Matsumoto Toshio is considered as a pioneer of avant-garde documentary, experimental film, multimedia and video art in Japan. As Matsumoto described his work in a wonderful detailed interview with Aaron Gerow:
We have to do more to irritate and disturb modes of perception, thinking, or feeling that have become automatized in this way. I did several kinds of experiments from the 1970s to the 1980s that de-automatized the visual field. But when image technology progresses such that you can make any kind of image, people become visually used to that. That’s why there’s not much left today with a fresh impact.

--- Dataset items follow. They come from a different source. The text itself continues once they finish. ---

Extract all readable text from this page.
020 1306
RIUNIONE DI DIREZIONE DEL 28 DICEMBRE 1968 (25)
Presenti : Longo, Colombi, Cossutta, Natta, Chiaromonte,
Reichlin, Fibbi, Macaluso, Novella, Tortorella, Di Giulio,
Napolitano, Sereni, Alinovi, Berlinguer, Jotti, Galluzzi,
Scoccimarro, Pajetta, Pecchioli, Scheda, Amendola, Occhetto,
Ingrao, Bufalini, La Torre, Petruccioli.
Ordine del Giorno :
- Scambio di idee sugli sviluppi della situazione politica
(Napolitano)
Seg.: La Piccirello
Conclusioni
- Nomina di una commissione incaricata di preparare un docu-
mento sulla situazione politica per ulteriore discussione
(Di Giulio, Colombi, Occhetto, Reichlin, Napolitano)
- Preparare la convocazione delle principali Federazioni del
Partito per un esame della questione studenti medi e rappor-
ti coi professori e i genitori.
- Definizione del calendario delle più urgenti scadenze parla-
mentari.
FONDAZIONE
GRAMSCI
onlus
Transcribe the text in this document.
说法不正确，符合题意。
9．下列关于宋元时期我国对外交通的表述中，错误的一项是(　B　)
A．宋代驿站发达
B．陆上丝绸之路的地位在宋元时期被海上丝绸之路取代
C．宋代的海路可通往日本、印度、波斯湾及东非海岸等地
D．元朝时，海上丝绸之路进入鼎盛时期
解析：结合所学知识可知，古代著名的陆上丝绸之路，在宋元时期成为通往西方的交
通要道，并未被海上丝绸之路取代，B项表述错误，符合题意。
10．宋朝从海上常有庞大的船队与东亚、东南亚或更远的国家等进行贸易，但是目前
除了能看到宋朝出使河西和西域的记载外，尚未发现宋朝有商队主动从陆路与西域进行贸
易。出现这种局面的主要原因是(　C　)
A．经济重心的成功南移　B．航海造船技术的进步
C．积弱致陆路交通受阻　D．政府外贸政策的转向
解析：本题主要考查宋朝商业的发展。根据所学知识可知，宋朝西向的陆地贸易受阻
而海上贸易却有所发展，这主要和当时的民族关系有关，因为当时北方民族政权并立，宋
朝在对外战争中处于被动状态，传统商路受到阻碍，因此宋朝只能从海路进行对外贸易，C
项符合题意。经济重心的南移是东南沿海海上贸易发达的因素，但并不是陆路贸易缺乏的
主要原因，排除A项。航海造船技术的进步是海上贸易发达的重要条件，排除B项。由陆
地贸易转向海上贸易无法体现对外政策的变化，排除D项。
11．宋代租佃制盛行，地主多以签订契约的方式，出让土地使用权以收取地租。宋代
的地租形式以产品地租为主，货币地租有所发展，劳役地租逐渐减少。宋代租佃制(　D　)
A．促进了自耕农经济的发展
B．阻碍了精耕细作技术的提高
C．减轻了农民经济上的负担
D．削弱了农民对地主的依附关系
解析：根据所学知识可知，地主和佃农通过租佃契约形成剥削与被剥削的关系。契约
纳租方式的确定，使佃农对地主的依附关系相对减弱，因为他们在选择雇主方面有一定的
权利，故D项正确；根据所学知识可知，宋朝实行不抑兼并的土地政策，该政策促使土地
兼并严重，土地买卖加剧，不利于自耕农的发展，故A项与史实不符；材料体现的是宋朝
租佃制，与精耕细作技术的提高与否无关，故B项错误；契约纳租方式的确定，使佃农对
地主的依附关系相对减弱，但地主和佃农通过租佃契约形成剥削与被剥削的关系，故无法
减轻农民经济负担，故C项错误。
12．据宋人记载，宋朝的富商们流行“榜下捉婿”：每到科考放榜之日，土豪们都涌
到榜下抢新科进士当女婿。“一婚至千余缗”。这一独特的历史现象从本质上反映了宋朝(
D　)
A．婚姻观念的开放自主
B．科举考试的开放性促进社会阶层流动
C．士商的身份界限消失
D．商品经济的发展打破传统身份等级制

Oberhausen had 21 films in their programme – a programme with a strong consciousness for its film historic importance. Matsumoto seems to be close to himself when he doffs the schoolmasterly voice in his work. When mastership and fun get together in his images, then it all falls into clear pieces. His documentary, Nishijin (1961), made as a reaction to the disappointments of the first anti-AMPO movement, examines the plight of silk weavers of Nishijin. Connection (1981) thematises a shrine as a steady authority, flown over by clouds and circulated by people rapt in thoughts. Western critics reduced to the maximum Metastasis Shinchintaisha (1971), which shows a lavatory in western style, rainbow-coloured and vibrant, until it vanishes in a shimmering white. Ki-Breathing (1980) assembles slow-motions shots of a bursting nature, strong like a forced meditation. Atman (1975) explores the concept of one masked true self, sitting in a psychedelic field of rapid movement. Andy Warhol: Fukubukusei (1974) splits Warhol’s method to reproduce and to reproduce. Warhol surrounded by admirers; many people watching him; Warhol watched many times; all finally split again on a screen. It is an ironic look at an icon. Just like in Mona Lisa (1973), where Matsumoto once again focuses on a western cultural symbol. Her smile goes on and on, as we know, and this film leaves you with an uncertain feeling, which is what Matsumoto is saying to a western audience.
To be honest, he left me with a lifted eyebrow because I am still not sure if he is making fun of a western audience in playing around with symbols coming from the western – mostly European – culture? Technically, I was blown away by the pictures he produced, but I don’t want to be all that naïve and I still feel pulled by my leg by a slight undertone of sarcasm.